Come il profumo delle madeleine di Proust, il piatto vincente di chef Gabriella racconta del suo passato barlettano. «Quando ero piccola mi nascondevo sotto il tavolo della nonna, in via Milazzo, e appena si girava le rubavo le orecchiette che poi mangiavo crude. Il profumo del suo ragù si sentiva già fuori al portone. Sapori e odori che ho impressi nella mente, e che per anni ed anni ho cercato di ricreare studiando i prodotti e la cucina del sud».

Quando hai deciso di aprire un tuo ristorante?
«Avevo appena 24 anni quando ho aperto il mio ristorante con i miei genitori. Da giovane chef donna all'inizio è stato difficile, ma non ho mollato mai, nonostante incendi, allagamenti, Covid, ed aver perso per 8 mesi gusto e olfatto.
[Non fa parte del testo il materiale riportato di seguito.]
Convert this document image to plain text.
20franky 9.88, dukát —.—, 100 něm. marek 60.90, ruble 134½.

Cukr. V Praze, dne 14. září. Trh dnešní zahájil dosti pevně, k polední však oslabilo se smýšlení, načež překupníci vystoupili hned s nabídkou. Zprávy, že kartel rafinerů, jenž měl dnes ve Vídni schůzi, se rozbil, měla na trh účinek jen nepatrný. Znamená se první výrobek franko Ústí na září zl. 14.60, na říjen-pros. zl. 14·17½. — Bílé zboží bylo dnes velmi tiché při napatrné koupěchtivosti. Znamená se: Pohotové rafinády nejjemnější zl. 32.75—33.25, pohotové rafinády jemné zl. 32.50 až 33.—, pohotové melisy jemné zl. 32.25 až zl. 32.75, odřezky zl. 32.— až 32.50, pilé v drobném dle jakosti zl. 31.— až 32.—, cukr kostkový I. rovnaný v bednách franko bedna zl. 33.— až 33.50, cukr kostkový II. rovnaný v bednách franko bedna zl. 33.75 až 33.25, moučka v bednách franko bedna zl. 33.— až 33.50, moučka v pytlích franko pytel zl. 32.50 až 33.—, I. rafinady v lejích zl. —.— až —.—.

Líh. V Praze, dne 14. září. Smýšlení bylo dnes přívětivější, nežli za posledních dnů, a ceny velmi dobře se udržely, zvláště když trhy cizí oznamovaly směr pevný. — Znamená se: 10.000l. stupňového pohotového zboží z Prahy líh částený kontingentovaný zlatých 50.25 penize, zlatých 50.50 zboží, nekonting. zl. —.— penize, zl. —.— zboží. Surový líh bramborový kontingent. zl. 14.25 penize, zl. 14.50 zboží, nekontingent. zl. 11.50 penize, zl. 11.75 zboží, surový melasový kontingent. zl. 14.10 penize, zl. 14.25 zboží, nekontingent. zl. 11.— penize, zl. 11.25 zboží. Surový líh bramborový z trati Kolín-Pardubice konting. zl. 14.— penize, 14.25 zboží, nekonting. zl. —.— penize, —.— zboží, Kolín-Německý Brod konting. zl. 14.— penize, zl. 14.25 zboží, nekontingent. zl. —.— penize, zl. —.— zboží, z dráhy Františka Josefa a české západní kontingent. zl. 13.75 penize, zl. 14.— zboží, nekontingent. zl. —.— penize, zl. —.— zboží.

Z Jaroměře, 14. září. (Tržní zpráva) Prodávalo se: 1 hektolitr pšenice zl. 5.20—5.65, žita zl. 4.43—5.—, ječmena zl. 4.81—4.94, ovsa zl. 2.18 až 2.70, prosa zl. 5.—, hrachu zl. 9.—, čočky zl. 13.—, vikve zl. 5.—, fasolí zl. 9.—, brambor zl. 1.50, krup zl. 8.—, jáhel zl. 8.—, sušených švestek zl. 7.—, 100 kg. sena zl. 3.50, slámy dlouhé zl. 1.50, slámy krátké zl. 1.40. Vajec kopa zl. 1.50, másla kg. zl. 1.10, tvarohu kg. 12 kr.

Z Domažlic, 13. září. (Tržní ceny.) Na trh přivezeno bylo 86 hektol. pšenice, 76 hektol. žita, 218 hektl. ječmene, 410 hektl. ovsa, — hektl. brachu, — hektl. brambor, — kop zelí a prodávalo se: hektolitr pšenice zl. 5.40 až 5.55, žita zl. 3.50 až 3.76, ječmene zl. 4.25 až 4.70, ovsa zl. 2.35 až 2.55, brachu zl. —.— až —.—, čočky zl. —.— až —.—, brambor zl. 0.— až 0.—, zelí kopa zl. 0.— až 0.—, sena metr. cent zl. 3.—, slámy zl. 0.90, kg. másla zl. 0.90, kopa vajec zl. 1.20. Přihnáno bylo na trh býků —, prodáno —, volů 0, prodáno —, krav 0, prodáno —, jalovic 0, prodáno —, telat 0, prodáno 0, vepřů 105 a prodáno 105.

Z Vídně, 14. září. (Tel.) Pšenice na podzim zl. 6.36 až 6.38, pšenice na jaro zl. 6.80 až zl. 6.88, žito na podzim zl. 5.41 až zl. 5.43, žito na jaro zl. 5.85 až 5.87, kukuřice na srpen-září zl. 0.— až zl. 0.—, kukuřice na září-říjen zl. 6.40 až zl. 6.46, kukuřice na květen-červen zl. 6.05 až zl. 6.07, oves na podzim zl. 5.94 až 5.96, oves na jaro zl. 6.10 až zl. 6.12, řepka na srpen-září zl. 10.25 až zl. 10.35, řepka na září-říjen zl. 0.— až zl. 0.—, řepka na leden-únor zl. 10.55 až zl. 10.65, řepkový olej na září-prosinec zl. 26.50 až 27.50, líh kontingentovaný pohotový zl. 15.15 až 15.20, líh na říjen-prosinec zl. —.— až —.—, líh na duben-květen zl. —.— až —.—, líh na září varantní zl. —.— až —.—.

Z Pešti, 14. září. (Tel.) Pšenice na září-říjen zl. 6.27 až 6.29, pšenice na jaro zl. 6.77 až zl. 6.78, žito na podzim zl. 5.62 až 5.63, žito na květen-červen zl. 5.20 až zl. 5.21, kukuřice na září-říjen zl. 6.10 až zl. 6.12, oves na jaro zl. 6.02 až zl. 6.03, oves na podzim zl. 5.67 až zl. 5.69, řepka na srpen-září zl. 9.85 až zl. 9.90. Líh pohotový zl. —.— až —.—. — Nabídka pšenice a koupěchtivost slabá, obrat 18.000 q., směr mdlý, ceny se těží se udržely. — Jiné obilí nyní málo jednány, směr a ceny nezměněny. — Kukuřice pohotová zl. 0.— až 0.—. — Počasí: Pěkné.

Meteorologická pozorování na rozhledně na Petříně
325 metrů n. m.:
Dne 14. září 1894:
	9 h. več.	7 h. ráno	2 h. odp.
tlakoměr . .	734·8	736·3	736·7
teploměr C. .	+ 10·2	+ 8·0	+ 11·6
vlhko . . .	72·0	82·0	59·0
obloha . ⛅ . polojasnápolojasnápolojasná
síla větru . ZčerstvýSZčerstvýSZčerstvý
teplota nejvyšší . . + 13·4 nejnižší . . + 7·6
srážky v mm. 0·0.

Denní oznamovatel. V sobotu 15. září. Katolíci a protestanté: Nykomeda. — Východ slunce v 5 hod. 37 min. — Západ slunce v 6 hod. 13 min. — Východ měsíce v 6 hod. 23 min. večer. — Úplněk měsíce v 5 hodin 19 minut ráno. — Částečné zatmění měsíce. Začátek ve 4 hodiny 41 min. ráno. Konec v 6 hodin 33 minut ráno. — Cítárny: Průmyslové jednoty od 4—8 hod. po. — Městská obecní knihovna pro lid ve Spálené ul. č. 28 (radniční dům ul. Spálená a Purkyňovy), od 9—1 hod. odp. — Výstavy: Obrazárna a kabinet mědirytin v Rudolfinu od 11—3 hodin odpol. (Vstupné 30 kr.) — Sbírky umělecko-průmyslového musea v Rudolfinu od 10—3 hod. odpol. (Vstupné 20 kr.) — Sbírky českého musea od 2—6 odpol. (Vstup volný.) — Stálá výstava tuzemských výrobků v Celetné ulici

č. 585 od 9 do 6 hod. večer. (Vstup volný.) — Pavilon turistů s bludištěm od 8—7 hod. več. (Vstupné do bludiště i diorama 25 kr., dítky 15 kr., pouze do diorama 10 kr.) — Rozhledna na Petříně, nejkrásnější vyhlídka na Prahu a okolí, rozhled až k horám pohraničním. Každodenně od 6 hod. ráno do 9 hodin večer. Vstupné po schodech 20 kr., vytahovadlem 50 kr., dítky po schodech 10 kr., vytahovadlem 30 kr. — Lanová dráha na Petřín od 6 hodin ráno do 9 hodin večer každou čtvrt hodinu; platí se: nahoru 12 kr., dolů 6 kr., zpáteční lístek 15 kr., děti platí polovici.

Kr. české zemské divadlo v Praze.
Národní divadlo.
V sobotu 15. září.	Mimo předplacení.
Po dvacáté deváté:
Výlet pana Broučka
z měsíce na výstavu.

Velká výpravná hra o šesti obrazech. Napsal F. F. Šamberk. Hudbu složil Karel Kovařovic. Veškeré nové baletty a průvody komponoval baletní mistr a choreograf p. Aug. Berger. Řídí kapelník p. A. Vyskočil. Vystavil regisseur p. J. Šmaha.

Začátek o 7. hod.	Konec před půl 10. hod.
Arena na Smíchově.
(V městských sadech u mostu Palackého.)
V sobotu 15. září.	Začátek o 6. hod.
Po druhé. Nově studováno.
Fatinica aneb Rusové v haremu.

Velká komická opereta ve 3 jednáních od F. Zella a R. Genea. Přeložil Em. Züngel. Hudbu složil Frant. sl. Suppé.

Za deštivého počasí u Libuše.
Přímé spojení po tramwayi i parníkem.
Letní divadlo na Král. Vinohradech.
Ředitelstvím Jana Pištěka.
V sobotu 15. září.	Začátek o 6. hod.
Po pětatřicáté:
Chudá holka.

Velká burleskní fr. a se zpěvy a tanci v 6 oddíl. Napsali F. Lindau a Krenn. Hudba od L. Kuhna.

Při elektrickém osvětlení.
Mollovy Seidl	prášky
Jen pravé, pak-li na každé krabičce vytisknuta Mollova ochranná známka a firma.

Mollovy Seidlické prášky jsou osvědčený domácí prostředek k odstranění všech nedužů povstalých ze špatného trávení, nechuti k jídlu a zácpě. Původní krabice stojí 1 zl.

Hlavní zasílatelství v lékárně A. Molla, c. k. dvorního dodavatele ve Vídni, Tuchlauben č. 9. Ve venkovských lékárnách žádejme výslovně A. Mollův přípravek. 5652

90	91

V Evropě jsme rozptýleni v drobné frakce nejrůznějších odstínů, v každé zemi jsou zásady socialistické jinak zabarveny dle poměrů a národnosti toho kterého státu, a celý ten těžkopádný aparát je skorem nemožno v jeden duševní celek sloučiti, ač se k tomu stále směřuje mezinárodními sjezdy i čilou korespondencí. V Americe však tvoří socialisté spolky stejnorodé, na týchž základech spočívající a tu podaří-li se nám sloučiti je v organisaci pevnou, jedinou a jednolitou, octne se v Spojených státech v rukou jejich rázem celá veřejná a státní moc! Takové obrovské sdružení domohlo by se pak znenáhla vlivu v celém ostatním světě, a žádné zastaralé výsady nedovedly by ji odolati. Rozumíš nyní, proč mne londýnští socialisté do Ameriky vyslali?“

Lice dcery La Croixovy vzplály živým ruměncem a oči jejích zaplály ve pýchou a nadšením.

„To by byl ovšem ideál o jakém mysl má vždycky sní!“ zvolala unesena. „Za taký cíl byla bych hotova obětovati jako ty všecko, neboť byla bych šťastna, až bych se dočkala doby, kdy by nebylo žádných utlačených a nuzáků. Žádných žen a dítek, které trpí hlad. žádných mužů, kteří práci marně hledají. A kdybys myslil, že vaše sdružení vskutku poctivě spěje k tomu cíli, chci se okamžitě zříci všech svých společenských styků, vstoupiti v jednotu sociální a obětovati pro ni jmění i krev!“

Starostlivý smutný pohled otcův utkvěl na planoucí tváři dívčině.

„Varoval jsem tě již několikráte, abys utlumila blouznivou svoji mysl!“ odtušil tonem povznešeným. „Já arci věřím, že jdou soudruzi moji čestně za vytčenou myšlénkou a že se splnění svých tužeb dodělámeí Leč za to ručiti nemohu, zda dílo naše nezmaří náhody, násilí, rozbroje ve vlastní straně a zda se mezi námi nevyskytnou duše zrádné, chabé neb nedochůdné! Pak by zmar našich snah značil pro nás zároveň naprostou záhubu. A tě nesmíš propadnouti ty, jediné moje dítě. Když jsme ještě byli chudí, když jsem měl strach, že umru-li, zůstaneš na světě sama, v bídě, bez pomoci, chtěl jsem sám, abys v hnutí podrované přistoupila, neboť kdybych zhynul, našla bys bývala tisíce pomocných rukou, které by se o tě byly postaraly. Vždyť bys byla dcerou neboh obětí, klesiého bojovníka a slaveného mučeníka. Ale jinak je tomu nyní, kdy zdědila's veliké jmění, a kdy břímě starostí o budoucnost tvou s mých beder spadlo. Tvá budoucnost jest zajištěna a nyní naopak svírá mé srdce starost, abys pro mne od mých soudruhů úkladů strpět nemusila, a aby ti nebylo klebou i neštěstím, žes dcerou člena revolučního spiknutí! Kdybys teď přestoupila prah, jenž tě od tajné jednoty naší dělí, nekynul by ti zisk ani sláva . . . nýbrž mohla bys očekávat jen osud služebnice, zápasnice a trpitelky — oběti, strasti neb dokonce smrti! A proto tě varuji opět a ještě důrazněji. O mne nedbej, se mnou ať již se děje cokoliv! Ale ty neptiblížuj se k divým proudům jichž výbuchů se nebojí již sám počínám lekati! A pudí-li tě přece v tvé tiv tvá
Ho dedicato tutta la mia vita a ricreare quei momenti che ti scaldano il cuore, quando mangi un boccone preparato con amore, con i prodotti della tua terra, del sud. Per me il modo in cui riesco a sentire il calore della mia terra è attraverso i sapori con cui preparo i miei piatti. E ora cercherò di conquistare il mondo con la cucina pugliese».